LYNCHBURG, Va. (WFXR) — When a Lynchburg resident tells someone where they’re from, it can raise some eyebrows, and the resident may then say something like, “That’s not what it’s named after.”
The mental connection between Lynchburg and lynching is nothing new. It inspired movements as recently as last year to change the name.
“John Lynch was a man who in the 1750s, he started a ferry service across what was then the Fluvana River and is now James River,” said Dr. Lindsay Wood Michie, Co-Chair of the Africana Studies department at the University of Lynchburg.
A bridge now bears his name over the James River, a nod to the service that inspired the original name, Lynch’s Ferry.
“Lynch’s Ferry then became Lynchburg,” said Michie, “and so that’s the origin of the actual name of Lynchburg.”

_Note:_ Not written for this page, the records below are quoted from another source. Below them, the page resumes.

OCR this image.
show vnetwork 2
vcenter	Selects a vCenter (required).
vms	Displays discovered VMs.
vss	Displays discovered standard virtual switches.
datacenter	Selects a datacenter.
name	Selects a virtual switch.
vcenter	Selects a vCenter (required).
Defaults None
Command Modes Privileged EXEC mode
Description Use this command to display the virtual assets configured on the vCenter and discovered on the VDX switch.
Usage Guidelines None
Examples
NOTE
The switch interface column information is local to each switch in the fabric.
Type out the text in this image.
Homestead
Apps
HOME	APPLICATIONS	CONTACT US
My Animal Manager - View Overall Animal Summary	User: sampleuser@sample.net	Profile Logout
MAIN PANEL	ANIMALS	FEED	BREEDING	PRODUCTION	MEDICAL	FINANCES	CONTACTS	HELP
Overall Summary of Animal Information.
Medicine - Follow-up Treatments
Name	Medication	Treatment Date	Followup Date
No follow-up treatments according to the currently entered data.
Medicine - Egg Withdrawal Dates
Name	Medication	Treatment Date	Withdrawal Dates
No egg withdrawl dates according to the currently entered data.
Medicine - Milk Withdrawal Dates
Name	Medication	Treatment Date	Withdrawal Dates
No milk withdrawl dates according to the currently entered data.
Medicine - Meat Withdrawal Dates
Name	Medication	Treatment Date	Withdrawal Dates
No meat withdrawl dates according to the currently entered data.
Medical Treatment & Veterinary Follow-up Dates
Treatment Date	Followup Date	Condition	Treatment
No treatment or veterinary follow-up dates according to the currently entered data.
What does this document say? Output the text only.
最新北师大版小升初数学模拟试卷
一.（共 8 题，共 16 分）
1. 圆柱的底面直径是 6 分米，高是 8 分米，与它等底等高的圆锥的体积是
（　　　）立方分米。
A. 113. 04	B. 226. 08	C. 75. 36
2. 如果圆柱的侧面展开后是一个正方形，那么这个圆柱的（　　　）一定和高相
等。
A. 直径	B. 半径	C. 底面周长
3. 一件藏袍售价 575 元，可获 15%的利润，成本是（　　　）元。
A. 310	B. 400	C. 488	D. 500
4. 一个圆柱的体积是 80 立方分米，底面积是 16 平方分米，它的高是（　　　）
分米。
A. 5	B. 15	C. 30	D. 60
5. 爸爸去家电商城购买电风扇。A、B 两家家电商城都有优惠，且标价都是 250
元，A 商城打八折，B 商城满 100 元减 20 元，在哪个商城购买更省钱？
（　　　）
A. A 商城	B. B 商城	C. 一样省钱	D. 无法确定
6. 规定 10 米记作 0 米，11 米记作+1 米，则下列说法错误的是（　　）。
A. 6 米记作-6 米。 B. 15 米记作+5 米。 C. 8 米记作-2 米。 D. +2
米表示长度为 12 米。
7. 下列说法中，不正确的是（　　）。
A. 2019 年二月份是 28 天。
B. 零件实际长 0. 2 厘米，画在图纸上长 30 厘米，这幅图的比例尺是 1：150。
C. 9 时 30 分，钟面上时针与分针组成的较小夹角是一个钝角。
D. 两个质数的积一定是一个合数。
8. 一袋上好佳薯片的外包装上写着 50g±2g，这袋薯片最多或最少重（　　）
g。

She says Lynch was a Quaker who freed his slaves before his death. He had a brother, Charles — a judge who set up a court to punish British loyalists during the Revolutionary War.
“They didn’t get due process, and that’s sort of the origins of the idea of lynch laws, of someone being punished without due process.”
According to Michie, lynching eventually took on the meaning we know today: the extrajudicial targeting and killing of Black people.
“It gets changed to this more especially tragic meaning of targeting Black people and killing them without due process, and of course accusing them often of things they hadn’t done.”
So while the City of Lynchburg and lynching aren’t named after each other, the two share origins from the same family.
Michie thinks it’s worth it to revisit the word and consider a change.
“Words change over time. Symbols change over time historically, and I think we have to be very aware of that.”
James Madison University documented and mapped out known cases of lynchings in Virginia from the Civil War to the early 1930s.